John remembers going to see matinee showings of cowboy movies on Saturdays and, before the movie, shorts would run. "Usually they showed the news," he says, "but I just remember seeing this one clip warning us about polio and it just showed all these kids in iron lungs." If kids survived the iron lung, they'd often come back to school on crutches, in leg braces, or in wheelchairs.
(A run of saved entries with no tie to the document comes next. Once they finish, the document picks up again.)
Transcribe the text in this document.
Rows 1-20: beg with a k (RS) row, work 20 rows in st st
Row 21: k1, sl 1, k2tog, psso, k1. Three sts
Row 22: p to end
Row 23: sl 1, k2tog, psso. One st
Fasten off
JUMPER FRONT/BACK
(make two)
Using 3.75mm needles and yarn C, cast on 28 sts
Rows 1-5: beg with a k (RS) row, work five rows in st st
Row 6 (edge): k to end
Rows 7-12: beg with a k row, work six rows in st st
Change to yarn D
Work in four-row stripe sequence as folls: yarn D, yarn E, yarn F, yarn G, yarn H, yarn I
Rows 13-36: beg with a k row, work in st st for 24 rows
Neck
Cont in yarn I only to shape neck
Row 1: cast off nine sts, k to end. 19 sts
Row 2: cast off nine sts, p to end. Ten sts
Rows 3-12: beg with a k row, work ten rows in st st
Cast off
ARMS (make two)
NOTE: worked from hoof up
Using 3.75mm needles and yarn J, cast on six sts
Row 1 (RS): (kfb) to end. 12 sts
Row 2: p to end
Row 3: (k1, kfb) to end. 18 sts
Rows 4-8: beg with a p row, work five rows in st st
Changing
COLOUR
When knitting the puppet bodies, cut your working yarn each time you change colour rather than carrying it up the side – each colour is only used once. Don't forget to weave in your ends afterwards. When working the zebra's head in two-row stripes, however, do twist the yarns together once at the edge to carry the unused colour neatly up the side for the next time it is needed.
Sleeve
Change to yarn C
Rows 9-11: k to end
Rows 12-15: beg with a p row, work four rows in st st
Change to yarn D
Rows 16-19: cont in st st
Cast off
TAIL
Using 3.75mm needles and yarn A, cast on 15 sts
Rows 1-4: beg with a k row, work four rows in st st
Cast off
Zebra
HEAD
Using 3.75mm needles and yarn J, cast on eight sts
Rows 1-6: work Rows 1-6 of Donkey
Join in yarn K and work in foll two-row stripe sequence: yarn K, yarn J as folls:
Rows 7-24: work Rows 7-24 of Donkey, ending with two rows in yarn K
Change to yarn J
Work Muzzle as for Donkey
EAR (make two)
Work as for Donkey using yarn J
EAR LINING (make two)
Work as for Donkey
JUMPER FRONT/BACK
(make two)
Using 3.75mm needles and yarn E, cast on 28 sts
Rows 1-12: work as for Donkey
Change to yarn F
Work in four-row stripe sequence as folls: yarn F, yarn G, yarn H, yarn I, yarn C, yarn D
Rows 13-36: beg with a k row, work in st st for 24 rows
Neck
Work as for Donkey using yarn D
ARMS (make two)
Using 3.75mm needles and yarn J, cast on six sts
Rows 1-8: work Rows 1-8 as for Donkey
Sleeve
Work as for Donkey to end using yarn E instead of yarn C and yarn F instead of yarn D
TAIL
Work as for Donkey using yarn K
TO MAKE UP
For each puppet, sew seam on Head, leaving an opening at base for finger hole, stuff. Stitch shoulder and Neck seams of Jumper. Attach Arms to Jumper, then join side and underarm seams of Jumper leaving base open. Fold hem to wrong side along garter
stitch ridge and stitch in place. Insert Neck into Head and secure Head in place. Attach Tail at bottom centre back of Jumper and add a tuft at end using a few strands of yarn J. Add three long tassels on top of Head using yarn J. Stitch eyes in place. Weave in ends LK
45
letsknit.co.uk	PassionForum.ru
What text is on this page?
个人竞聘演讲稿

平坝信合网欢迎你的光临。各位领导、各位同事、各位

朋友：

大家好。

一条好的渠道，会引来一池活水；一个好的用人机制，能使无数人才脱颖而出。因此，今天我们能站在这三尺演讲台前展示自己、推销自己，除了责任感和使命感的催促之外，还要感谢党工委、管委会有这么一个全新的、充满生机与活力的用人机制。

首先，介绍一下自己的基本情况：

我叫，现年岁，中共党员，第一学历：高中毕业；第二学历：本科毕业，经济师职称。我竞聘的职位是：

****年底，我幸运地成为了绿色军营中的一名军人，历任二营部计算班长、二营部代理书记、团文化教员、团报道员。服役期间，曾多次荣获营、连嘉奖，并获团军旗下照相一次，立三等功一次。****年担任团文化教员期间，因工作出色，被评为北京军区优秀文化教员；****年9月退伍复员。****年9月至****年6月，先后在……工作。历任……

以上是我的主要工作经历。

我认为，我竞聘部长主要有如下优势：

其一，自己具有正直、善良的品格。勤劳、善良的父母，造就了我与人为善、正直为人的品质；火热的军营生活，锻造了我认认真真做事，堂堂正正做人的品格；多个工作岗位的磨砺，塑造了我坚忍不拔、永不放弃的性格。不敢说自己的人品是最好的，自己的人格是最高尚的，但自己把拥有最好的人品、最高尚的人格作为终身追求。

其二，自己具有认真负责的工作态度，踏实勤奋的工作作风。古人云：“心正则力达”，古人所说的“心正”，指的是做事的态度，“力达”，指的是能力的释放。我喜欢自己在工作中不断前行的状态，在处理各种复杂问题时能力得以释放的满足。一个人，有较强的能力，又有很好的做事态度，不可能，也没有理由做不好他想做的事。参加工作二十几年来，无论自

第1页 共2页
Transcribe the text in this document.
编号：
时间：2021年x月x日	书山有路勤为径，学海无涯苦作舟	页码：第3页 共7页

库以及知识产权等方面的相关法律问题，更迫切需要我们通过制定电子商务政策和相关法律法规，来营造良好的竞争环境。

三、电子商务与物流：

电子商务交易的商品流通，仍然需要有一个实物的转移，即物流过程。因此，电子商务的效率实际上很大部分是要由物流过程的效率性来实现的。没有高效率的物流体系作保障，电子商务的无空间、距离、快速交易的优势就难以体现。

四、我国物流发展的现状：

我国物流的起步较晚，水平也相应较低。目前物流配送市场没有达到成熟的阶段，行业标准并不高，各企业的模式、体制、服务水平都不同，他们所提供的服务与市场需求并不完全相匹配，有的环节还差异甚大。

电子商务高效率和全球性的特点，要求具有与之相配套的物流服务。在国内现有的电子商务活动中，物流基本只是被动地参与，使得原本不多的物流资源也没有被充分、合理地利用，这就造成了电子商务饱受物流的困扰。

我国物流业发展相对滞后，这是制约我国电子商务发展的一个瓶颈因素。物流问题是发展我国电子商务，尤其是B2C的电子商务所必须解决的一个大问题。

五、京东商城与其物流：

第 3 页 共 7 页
"We all tried to be really careful in the summer — or, as we called it back then, 'polio season,''" John says. This was because every year around Memorial Day, major outbreaks would begin to emerge and they'd spike sometime around August. People weren't really sure how the disease spread at the time, but many believed it traveled through the water. There was no cure — and every child was susceptible to getting sick with it.

"We couldn't swim in hot weather," he remembers, "and the municipal outdoor pool would close down in August."

Then, in 1954 clinical trials began for Dr. Jonas Salk's vaccine against polio and within a year, his vaccine was announced safe. "I got that vaccine at school," John says. Within two years, U.S. polio cases had dropped 85-95 percent — even before a second vaccine was developed by Dr. Albert Sabin in the 1960s. "I remember how much better things got after the vaccines came out. They changed everything," John says.